The vector default has hidden costs
Vector search is powerful for large, unstructured corpora where semantic similarity matters. But it also adds operational complexity: embedding models to maintain, vector stores to operate, chunking strategies to tune, and retrieval pipelines that can return stale or irrelevant context. For many business agents, especially those operating over well-structured codebases, documentation and internal wikis, this overhead may not be necessary.
The Vercel example focuses on a sales-support agent. Instead of embedding every document, the agent reads files directly from a filesystem, runs shell commands to explore repositories and calls existing APIs. The cost per sales call drops from roughly $1.00 to roughly $0.25. More importantly, the system is easier to reason about because the data path is direct.
When simpler architectures win
A non-vector approach works best when the knowledge source is structured, version-controlled and accessible through deterministic queries. Code repositories, structured documentation, configuration files and API schemas are good candidates. In these environments, an agent can often find what it needs by listing directories, reading files and running commands that humans would run.
The approach is less suitable for massive, heterogeneous document collections where semantic search is genuinely valuable, or where the user asks vague questions that do not map cleanly to file names or paths.

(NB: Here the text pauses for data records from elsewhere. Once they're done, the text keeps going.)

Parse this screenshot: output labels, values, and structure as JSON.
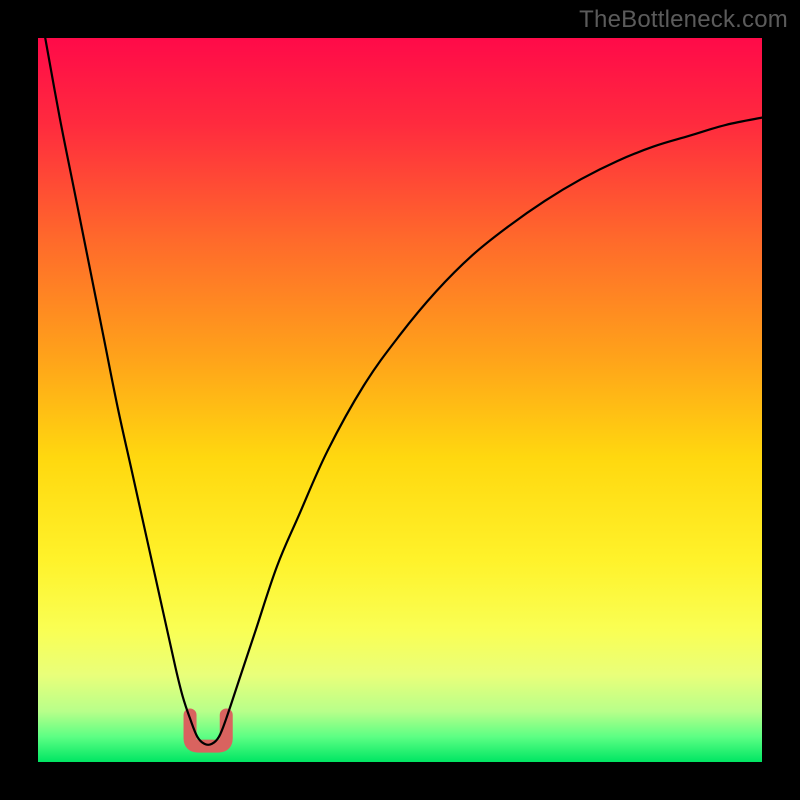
{
  "watermark": {
    "text": "TheBottleneck.com"
  },
  "gradient": {
    "stops": [
      {
        "offset": 0.0,
        "color": "#ff0a49"
      },
      {
        "offset": 0.12,
        "color": "#ff2b3e"
      },
      {
        "offset": 0.28,
        "color": "#ff6a2b"
      },
      {
        "offset": 0.44,
        "color": "#ffa21a"
      },
      {
        "offset": 0.58,
        "color": "#ffd80f"
      },
      {
        "offset": 0.72,
        "color": "#fff22a"
      },
      {
        "offset": 0.82,
        "color": "#f9ff55"
      },
      {
        "offset": 0.88,
        "color": "#e9ff7a"
      },
      {
        "offset": 0.93,
        "color": "#b8ff8a"
      },
      {
        "offset": 0.965,
        "color": "#5dff84"
      },
      {
        "offset": 1.0,
        "color": "#00e663"
      }
    ]
  },
  "chart_data": {
    "type": "line",
    "title": "",
    "xlabel": "",
    "ylabel": "",
    "xlim": [
      0,
      100
    ],
    "ylim": [
      0,
      100
    ],
    "grid": false,
    "legend": false,
    "series": [
      {
        "name": "bottleneck-curve",
        "x": [
          1,
          3,
          5,
          7,
          9,
          11,
          13,
          15,
          17,
          19,
          20,
          21,
          22,
          23,
          24,
          25,
          26,
          28,
          30,
          33,
          36,
          40,
          45,
          50,
          55,
          60,
          65,
          70,
          75,
          80,
          85,
          90,
          95,
          100
        ],
        "values": [
          100,
          89,
          79,
          69,
          59,
          49,
          40,
          31,
          22,
          13,
          9,
          6,
          3.5,
          2.5,
          2.5,
          3.5,
          6,
          12,
          18,
          27,
          34,
          43,
          52,
          59,
          65,
          70,
          74,
          77.5,
          80.5,
          83,
          85,
          86.5,
          88,
          89
        ]
      }
    ],
    "marker_region": {
      "name": "valley-marker",
      "color": "#d9635f",
      "x_range": [
        21,
        26
      ],
      "y_range": [
        2.2,
        6.5
      ]
    }
  }
}
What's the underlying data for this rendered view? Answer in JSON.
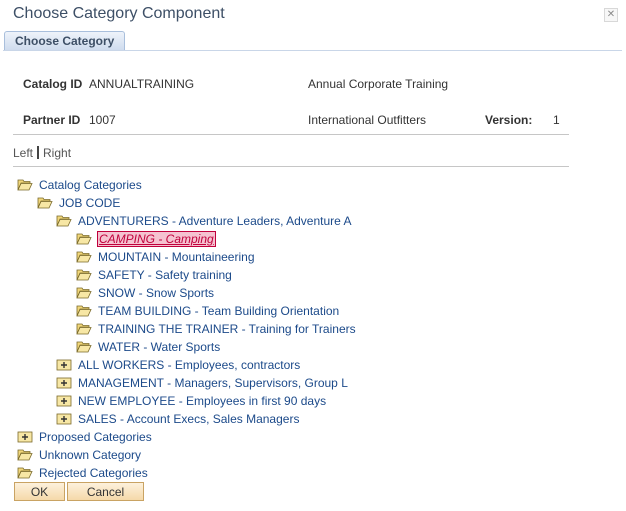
{
  "window": {
    "title": "Choose Category Component"
  },
  "tabs": [
    {
      "label": "Choose Category"
    }
  ],
  "fields": {
    "catalog_id_label": "Catalog ID",
    "catalog_id": "ANNUALTRAINING",
    "catalog_desc": "Annual Corporate Training",
    "partner_id_label": "Partner ID",
    "partner_id": "1007",
    "partner_desc": "International Outfitters",
    "version_label": "Version:",
    "version": "1"
  },
  "orientation": {
    "left": "Left",
    "right": "Right"
  },
  "tree": {
    "root": "Catalog Categories",
    "job_code": "JOB CODE",
    "adventurers": "ADVENTURERS - Adventure Leaders, Adventure A",
    "camping": "CAMPING - Camping",
    "mountain": "MOUNTAIN - Mountaineering",
    "safety": "SAFETY - Safety training",
    "snow": "SNOW - Snow Sports",
    "team_building": "TEAM BUILDING - Team Building Orientation",
    "training_trainer": "TRAINING THE TRAINER - Training for Trainers",
    "water": "WATER - Water Sports",
    "all_workers": "ALL WORKERS - Employees, contractors",
    "management": "MANAGEMENT - Managers, Supervisors, Group L",
    "new_employee": "NEW EMPLOYEE - Employees in first 90 days",
    "sales": "SALES - Account Execs, Sales Managers",
    "proposed": "Proposed Categories",
    "unknown": "Unknown Category",
    "rejected": "Rejected Categories"
  },
  "buttons": {
    "ok": "OK",
    "cancel": "Cancel"
  },
  "colors": {
    "link": "#1c4a8a",
    "selected": "#c0003c",
    "button": "#f5d9a9"
  }
}
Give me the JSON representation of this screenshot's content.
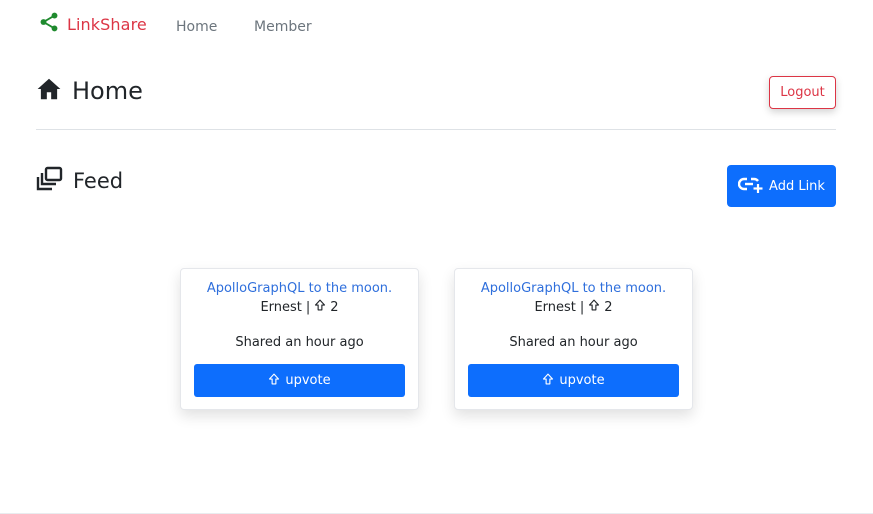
{
  "nav": {
    "brand": "LinkShare",
    "links": [
      "Home",
      "Member"
    ]
  },
  "header": {
    "title": "Home",
    "logout_label": "Logout"
  },
  "feed": {
    "title": "Feed",
    "add_link_label": "Add Link",
    "cards": [
      {
        "title": "ApolloGraphQL to the moon.",
        "author": "Ernest",
        "separator": "|",
        "votes": "2",
        "time": "Shared an hour ago",
        "upvote_label": "upvote"
      },
      {
        "title": "ApolloGraphQL to the moon.",
        "author": "Ernest",
        "separator": "|",
        "votes": "2",
        "time": "Shared an hour ago",
        "upvote_label": "upvote"
      }
    ]
  },
  "colors": {
    "brand_icon": "#1f8a2e",
    "brand_text": "#dc3545",
    "primary": "#0d6efd",
    "danger": "#dc3545",
    "link": "#2f6fdc"
  },
  "icons": {
    "brand": "share-icon",
    "home": "house-icon",
    "feed": "collection-icon",
    "add_link": "link-plus-icon",
    "vote": "arrow-up-icon"
  }
}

Implications for agent design
The broader lesson is to match the architecture to the problem. Start with the simplest possible data access pattern and add complexity only when it is justified by performance or cost. Ask whether embeddings solve a real retrieval problem or whether they are simply the pattern everyone assumes.
For UK SaaS teams building internal agents, this is a useful corrective. A filesystem-aware agent with a small context window and clear tool use may outperform a vector-heavy pipeline at lower cost and with fewer moving parts.
Governance considerations
Direct filesystem and shell access introduce their own risks. The agent needs least-privilege access, clear audit logging and strict boundaries on which commands it can run. Treat it as a service account with a well-defined role, not as a general-purpose user.
The goal is not to reject vector databases entirely. It is to make them a deliberate choice rather than the automatic starting point.